The Authentic Lie
Description
$5.00
ISBN 0-86492-010-5
Author
Publisher
Year
Contributor
Mary Ellen Miller was a poet and Associate Professor of English at Western Kentucky University in Bowling Green.
Review
This collection of poems is divided into three titled sections: “Discourse with the Dead,” “The Assassins,” and “The Authentic Lie.” The 28 poems (or poem-lets) in the first section are not separately titled, but the eleven in the second section and the eight in the third section are.
These odd little things — some prose poems, some little paragraphs, some sentences — are puzzling. Here and there they arrest the attention:
After your death we grew up
more or less. Life — is miscellaneous,
but nonetheless dazzling. There’s rust
on the surface.

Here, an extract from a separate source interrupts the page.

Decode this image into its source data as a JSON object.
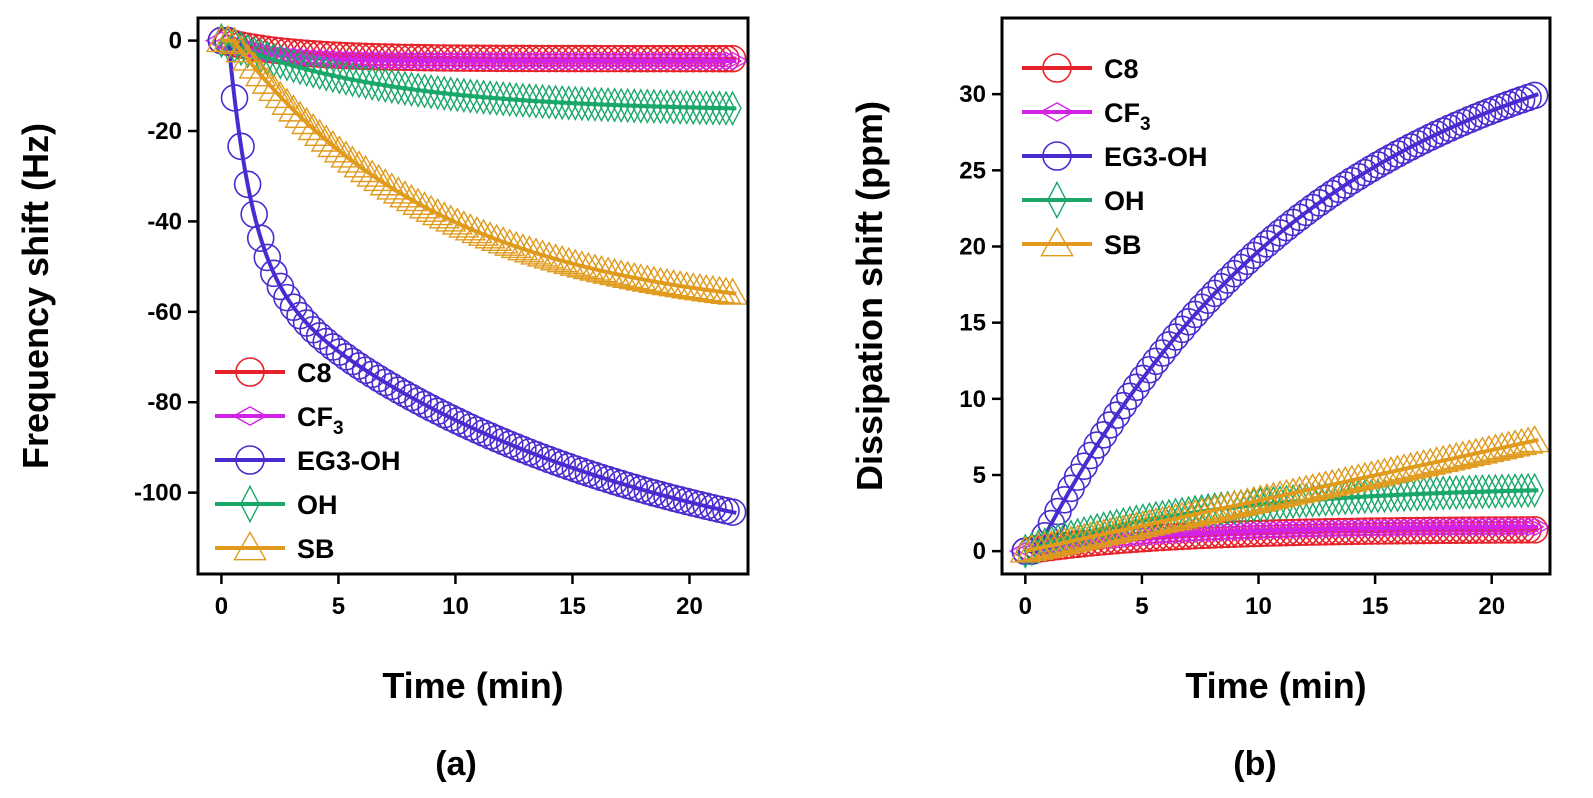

I mention it briefly.
Namjoshi plays around — sometimes interestingly, sometimes not: “Your father had a father ... / That improves nothing, makes matters worse.”
There is an attempt to tie these poems together: “But if the sun were mortal, then what would happen?” These lines follow a poem ending: “... The Sun / is made of metal and can’t be killed.”
There are some nice little lyrics. “Little” is a key word; these little-lets sometimes charm, more often bore and puzzle:
To die free and easy, to insure
with surcease a kind of success, a smiling
release ... The piety of daughters
is hard to endure.
Prose poems can be so striking. These are not. They are not poorly done exactly, but some, such as the untitled poem on page 53, strike me as silly and mannered:
Lady Flora, a woman of exceeding and excessive sensibility, explained to me once that she would rather commit suicide than commit murder. I nodded sagely. “But that was elementary,” she said. “I would rather be killed than kill myself.” I pondered the point. ‘If she would rather be killed,’ I thought, ‘then what about me? What was expected?’ “Have you,” I asked politely, “given much thought to the manner of your death?” “Oh yes,” she answered, “I would genuinely prefer a well-executed death to a bungled attempt.” I stared at my hands. They looked very like the hands of an amateurish strangler. What was I to say? “Let us practice,” I said.
Nevertheless, there are a few wonderful touches, and Namjoshi is a poet to take seriously.